The Pantalon and Irish hammered dulcimers

In 1713, the German composer and music theorist Johann Mattheson published a book titled Das neueröffnete Orchestre (The Newly Revealed Orchestra). It includes commentary on individual musical instruments, with remarks about a harp, a hybrid harp-zither, and two hammered dulcimers, in immediate succession:

The pleasantly buzzing David’s harp [“Davids-Harffe/Harpa”], with its gut strings, is fully suited to accompaniment and its merit won’t be questioned; if only there were more who wished to make it better known. The harsh harpanetta, [“Harffe/‌Harpanetta”] with its attendant long fingernails, has already been given its honest farewell. The frivolous hammered dulcimers [“Hackbretter”] should be nailed to the walls of houses of ill repute, except for the large gut-strung one called a Pantalon, which is highly esteemed.

The David’s harp was a double-strung chromatic instrument, with a “bray pin” at the base of each string causing it to buzz. The comment about fingernails with the harpanetta suggests that it was the wire-strung arpanetta demonstrated below. This can be seen as a harp with a soundbox between two parallel stringbeds. In more rigorous analytical terms, it is a wing-shaped zither strung on both sides, played in vertical position.

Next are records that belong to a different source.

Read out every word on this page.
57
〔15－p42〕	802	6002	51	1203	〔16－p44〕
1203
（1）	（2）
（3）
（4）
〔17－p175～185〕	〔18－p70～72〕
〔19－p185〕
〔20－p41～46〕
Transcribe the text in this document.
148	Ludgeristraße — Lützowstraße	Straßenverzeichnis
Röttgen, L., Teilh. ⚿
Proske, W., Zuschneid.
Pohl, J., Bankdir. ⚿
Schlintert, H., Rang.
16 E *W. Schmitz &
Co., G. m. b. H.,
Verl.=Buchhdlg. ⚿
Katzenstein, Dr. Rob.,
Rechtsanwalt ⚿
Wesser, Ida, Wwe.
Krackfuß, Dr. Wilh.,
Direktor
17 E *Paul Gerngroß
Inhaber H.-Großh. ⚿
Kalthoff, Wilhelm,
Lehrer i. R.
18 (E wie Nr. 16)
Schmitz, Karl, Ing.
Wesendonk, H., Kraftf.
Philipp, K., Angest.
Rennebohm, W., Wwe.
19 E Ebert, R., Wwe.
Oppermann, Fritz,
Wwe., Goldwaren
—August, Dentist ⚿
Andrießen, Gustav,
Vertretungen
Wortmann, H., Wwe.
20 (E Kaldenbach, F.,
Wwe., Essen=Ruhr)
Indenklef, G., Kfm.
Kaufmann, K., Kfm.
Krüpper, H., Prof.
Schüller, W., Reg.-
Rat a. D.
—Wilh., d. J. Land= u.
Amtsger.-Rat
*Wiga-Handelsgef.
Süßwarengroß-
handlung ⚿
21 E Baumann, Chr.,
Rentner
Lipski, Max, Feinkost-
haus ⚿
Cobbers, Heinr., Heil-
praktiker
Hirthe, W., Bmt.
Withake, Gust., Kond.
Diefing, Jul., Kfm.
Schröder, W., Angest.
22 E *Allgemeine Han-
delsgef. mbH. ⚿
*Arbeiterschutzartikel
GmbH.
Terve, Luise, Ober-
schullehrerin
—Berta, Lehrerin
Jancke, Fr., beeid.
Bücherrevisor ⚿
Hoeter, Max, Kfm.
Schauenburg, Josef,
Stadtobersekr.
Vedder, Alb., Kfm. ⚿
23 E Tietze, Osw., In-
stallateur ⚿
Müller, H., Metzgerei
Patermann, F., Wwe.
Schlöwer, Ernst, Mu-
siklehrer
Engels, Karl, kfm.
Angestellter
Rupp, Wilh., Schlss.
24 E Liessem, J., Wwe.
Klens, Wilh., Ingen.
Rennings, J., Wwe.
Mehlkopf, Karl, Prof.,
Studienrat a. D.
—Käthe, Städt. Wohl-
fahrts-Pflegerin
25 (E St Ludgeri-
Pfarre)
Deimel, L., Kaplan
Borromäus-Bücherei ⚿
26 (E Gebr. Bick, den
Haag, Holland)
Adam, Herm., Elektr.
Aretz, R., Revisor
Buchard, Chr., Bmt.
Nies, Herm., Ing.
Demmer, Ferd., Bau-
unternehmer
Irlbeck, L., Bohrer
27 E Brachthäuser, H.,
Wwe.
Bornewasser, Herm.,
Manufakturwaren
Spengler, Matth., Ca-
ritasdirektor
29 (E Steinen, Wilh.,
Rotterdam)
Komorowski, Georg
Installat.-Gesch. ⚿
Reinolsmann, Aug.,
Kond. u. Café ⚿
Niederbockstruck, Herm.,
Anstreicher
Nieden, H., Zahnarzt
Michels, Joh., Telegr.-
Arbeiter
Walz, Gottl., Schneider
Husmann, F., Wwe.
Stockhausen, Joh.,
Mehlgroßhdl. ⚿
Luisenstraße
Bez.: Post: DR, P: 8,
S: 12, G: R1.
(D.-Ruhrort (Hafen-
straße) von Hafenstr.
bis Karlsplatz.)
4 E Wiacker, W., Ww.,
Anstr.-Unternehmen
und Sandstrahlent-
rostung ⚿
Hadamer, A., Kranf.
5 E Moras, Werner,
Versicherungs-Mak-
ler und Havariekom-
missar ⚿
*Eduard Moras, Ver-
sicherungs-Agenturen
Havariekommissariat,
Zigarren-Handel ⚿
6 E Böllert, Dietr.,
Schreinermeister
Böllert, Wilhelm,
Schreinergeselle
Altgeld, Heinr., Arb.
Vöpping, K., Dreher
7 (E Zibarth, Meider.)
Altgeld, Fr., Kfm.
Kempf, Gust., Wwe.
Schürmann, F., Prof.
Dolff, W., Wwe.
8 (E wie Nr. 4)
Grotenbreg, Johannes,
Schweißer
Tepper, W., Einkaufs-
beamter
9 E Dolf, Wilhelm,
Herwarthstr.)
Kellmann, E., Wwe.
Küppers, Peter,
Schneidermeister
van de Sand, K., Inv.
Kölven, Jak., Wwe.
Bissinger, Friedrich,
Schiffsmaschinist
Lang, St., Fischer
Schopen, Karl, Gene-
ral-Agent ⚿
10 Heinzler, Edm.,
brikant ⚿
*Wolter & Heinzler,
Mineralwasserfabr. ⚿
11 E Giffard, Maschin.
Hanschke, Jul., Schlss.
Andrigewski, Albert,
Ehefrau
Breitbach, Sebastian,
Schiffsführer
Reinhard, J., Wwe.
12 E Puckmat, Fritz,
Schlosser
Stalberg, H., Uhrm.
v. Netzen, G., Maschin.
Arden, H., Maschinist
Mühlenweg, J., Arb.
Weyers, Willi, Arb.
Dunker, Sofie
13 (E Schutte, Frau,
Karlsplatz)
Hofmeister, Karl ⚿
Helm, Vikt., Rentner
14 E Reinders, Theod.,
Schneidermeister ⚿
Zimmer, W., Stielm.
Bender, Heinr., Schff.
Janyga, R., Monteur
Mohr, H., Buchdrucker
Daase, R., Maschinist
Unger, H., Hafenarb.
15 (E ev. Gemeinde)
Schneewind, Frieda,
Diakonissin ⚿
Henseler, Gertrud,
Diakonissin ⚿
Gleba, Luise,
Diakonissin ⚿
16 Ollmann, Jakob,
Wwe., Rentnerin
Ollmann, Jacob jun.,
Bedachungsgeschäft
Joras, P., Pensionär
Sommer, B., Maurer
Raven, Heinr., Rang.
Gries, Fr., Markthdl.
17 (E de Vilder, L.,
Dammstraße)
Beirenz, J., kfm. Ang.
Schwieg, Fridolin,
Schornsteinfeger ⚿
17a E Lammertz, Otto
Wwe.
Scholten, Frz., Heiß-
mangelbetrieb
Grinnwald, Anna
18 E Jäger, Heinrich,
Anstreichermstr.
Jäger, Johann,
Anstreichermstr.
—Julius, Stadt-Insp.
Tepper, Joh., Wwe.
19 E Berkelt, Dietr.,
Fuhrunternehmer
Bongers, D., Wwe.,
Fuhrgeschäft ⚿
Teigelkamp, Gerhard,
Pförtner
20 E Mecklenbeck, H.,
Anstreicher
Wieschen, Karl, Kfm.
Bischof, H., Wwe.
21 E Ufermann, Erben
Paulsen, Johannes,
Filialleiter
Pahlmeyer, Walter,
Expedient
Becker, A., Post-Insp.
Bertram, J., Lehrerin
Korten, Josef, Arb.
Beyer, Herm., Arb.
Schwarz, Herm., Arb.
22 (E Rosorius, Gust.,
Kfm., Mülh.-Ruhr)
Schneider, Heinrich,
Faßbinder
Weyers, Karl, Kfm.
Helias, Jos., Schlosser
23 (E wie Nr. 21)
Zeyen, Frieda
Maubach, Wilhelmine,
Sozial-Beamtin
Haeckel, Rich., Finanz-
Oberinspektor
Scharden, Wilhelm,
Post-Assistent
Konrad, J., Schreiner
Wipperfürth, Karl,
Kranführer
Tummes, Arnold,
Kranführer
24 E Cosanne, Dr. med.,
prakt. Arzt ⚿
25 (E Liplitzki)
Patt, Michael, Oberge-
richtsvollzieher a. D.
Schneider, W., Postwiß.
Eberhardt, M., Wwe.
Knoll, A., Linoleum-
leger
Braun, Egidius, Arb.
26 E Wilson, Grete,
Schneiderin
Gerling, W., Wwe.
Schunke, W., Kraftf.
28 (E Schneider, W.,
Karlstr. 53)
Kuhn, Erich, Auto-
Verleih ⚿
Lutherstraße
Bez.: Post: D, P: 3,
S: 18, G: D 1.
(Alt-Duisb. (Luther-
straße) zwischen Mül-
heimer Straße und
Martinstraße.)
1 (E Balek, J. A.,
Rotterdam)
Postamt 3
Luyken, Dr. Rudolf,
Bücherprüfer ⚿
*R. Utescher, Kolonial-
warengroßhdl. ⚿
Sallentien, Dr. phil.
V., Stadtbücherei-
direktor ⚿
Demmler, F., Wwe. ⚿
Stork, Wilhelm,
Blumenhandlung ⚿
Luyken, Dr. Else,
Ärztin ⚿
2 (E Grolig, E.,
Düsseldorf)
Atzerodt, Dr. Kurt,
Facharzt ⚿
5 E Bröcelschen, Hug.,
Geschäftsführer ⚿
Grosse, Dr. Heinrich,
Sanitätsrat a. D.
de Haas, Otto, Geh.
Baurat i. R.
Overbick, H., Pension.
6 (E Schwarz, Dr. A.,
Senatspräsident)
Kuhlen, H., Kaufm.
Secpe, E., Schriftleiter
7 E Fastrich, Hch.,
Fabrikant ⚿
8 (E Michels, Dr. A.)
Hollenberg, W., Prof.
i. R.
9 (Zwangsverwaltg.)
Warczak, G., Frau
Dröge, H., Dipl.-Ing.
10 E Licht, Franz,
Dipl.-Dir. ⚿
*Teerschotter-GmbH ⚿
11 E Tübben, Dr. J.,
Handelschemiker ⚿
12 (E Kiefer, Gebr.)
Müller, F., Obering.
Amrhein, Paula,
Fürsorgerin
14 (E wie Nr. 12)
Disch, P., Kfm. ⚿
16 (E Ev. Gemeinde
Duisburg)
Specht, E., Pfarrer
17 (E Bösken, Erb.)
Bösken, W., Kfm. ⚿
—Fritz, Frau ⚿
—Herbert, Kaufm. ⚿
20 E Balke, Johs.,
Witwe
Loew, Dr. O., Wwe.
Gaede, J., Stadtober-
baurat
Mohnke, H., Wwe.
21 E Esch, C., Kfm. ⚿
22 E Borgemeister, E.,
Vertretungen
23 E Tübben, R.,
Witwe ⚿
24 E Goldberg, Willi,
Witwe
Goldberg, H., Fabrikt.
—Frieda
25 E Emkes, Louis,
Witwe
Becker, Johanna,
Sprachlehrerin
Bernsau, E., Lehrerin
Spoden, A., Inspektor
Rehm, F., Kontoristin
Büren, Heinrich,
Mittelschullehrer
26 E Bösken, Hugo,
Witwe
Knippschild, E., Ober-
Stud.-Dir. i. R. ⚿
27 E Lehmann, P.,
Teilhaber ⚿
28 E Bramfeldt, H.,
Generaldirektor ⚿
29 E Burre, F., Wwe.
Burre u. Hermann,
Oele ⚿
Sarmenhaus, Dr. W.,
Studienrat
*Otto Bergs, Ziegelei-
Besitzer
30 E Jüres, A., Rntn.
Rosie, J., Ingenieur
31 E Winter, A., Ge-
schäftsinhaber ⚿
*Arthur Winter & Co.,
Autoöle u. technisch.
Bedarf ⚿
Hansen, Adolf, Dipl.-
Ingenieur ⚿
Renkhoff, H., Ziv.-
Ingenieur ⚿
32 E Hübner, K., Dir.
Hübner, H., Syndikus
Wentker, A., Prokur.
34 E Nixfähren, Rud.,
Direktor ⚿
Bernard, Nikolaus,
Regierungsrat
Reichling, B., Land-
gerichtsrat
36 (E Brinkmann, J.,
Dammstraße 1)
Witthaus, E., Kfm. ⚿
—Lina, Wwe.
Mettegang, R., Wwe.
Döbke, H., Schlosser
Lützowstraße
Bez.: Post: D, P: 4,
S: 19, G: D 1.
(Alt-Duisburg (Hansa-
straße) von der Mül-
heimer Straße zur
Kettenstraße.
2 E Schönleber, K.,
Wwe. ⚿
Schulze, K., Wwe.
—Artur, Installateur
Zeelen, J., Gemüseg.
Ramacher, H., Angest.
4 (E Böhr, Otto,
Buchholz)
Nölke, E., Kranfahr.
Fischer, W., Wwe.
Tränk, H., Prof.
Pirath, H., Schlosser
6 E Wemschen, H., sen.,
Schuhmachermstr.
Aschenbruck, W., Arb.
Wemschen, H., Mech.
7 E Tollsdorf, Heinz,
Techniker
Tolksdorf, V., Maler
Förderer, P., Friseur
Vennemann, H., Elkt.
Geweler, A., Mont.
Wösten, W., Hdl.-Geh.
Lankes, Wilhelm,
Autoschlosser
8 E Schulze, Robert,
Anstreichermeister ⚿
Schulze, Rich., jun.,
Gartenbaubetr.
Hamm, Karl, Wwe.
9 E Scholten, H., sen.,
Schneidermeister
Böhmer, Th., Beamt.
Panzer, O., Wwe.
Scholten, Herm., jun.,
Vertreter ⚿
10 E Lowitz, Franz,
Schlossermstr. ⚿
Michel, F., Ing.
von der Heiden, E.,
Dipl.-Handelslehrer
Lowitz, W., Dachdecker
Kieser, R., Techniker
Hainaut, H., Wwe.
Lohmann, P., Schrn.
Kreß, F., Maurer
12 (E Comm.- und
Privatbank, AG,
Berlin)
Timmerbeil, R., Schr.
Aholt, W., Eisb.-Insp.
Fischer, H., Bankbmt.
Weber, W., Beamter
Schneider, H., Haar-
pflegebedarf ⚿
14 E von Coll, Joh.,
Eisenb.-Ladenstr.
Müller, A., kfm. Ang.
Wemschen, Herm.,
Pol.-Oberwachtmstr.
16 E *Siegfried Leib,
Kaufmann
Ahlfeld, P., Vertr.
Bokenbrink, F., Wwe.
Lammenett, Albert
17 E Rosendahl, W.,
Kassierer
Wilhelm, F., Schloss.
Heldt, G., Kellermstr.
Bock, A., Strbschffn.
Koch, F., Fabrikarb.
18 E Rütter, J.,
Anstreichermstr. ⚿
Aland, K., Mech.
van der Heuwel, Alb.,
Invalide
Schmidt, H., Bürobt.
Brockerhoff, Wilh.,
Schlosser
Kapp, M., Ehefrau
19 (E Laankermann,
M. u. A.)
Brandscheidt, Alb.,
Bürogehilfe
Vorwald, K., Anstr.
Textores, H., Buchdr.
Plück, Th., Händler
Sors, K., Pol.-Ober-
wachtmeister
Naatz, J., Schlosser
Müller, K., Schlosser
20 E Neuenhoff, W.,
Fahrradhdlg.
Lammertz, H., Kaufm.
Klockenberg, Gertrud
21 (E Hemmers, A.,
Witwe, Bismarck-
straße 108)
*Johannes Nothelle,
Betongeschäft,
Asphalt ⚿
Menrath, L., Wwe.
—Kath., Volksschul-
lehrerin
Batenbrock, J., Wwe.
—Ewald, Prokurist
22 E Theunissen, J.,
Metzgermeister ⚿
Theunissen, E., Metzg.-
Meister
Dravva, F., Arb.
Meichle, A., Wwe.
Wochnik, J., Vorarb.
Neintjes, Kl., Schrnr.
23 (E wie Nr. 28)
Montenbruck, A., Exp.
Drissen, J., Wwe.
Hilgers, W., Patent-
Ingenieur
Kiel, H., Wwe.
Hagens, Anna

Hammered dulcimers were and remain in widespread use, in a range of configurations, also labeled with the word stem “cimbal.” They are wire-strung zithers that, by definition, are played by striking the strings. The same instruments can also be plucked, and in cases where that is the predominant technique, are commonly called psalteries (or some variant of that term). The pantalon was an exceptionally large hammered dulcimer with two stringbeds, strung with metal and gut.